November 16, 2018

USC-Shoah head named to genocide education chair

As the executive director of the USC Shoah Foundation-The Institute for Visual History and Education, Stephen Smith is known for his work preserving the memory of the Holocaust.

Now, the USC adjunct professor of religion is being given a platform to promote education about crimes against humanity on an even broader level. On Sept. 24, Smith was named the inaugural holder of the UNESCO (United Nations Educational, Scientific and Cultural Organization) chair on genocide education. It was established in partnership by USC and UNESCO to promote research, training, information and documentation on genocide education and encourage collaboration among internationally recognized researchers and educators.

“I am a firm believer that education is the bedrock of our efforts to prevent genocide,” Smith said in a statement. “Through this partnership, USC and UNESCO are joining forces to develop the research networks and education programs essential to understand and limit genocide in future generations.”

Praising Smith’s and the Shoah Foundation’s awareness-building efforts, UNESCO director-general Irina Bokova said in a statement that she expects Smith to thrive as the program’s chair.

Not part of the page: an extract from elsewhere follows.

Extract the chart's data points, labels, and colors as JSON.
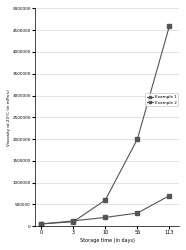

 “We anticipate that this new chair, placed under the leadership of Dr. Stephen Smith, will contribute to increased international cooperation on these matters by connecting with UNESCO’s network of university chairs and by supporting the activities of the organization in issues pertaining to the history of the Holocaust, genocide and to human rights,” she said.

Smith’s appointment is part of the UNITWIN (University Twinning and Network Scheme)/UNESCO Chairs Programme, which “enables chairs to serve as bridge builders between academia, civil society, local communities, research and policy-making,” according to a USC press release.

Established nearly 20 years ago, the USC Institute maintains an archive of nearly 52,000 video testimonies of Holocaust survivors and other witnesses from 57 countries and in 33 languages. Its collection also includes testimonies from eyewitnesses to genocides in Rwanda, Cambodia and Armenia.